五丁堂,夫妻夜话还在继续。
对于盛樰的评价,封莫修深以为然,除了盛樰说的原因,他自己也一百个不愿意让詹千舞做自己的儿媳。
那可是个敢砸他家门、落他面子的朝天椒,脾气比他还大,修为高潜力大身份又尊贵,要做她男人不是想不想或者敢不敢的问题,而是能不能够,没几桶刷子根本镇不住,绝非自己宝贝儿子的良配。
上次见面詹千舞的态度虽然好了许多,封莫修却不信她是转了性,而是纯粹的冲着救命之恩。
最重要的一点,那丫头已经逆脉伐髓晋入神藏了,自己的宝贝儿子也修成了先天,这俩人要是在一块自己何年何月才能抱上孙子?
难道当个药罐子,去吃那种抑制修为、强行激发生育潜能的种胎药?
伤身不说,效果也不见得有多好,生出来的孩子还有可能伴有先天隐疾,正常人没几个会动这种念头的,他封莫修更不会,封知平和詹千舞也肯定不同意。
呸呸呸,想什么呢,他俩怎么会在一块儿,没可能没可能!
封莫修深吸两口气驱散脑海的恐怖念头,就听盛樰继续说道:“这是最理想的状态,如果詹王死提前发现,或者死咬着不肯,那就只能咱们提出。我想过了,如果由咱们提出悔婚,怎么样都是得罪人,所以索性把韩姐姐搬出来,就说她看中了平儿要把自己的徒弟嫁过来,在这之前你先私下里找詹王谈一次,将咱们两家联姻的利害分析给他听,期间可以暗示一下让詹王以为这是陛下的意思,有韩姐姐这尊大神和陛下的态度,咱们再赔上包括你的剑谱在内的一大笔赔礼,里子面子都过得去,应该能让詹王息怒,不会太过追究。”
封莫修目瞪口呆:“你,你连师姐和陛下都算进去了?”
盛樰苦笑,叹了口气:“唉,没办法,为了平儿,只能拼一把了,这是我能想到的最好的中策。
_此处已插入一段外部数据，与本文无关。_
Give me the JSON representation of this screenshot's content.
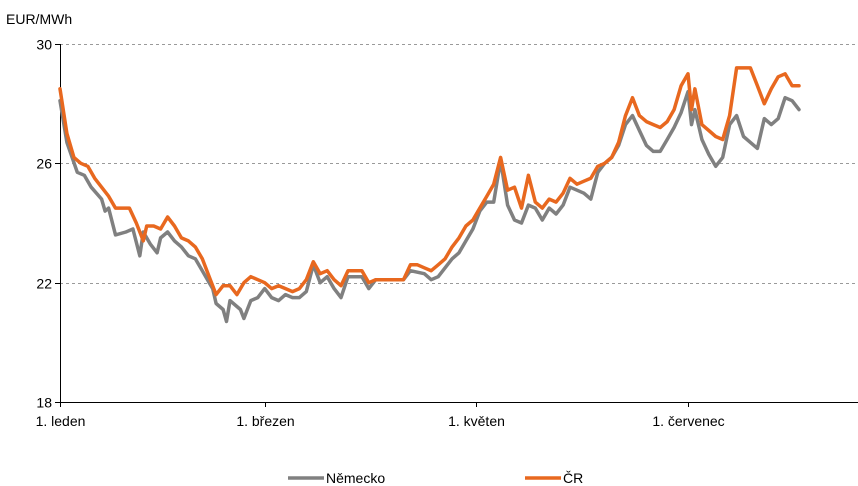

韩姐姐那里你不方便的话我来说,陛下嘛...你先别出面,我给爷爷写封信,让他先去跟陛下谈一次,然后你再递到暗折请个罪表下忠心,就说着急儿子的将来一时昏了头,现在想清楚了,发现自己犯了大错,请陛下息怒,饶了你的罪过,再开恩帮忙给詹王私下里表个态,对陛下来说这是好事,他应该会同意的。这样的话,詹王想不同意也不行,除非他想违抗圣意,咱们再把面子做足了,所有罪责都揽过来,这件事应该就结了。”
封莫修咽了口唾沫,眼前的盛樰仿佛变成了盛中章,他承认自己带兵打仗是把好手,但这些事情,他真的不如读书人玩的溜。
不愧是读过书的,墨舔多了,心都黑。
小小的腹诽了一把,想起要劳动师姐,他头疼的抓抓头:“这个,一定要拉上师姐吗?”
那可是个披着仙子皮囊的魔女,沾上了会倒大霉的!
“有什么问题吗?”盛樰眼露不解,“詹王不仅是王爷,还是武魂,与这件事有关系的人中,只有韩姐姐能镇得住他。放心吧,这件事由我来办,我会将整件事全盘跟她讲一遍,相信不管是冲着我还是为了她的小徒弟,她应该都会答应的。”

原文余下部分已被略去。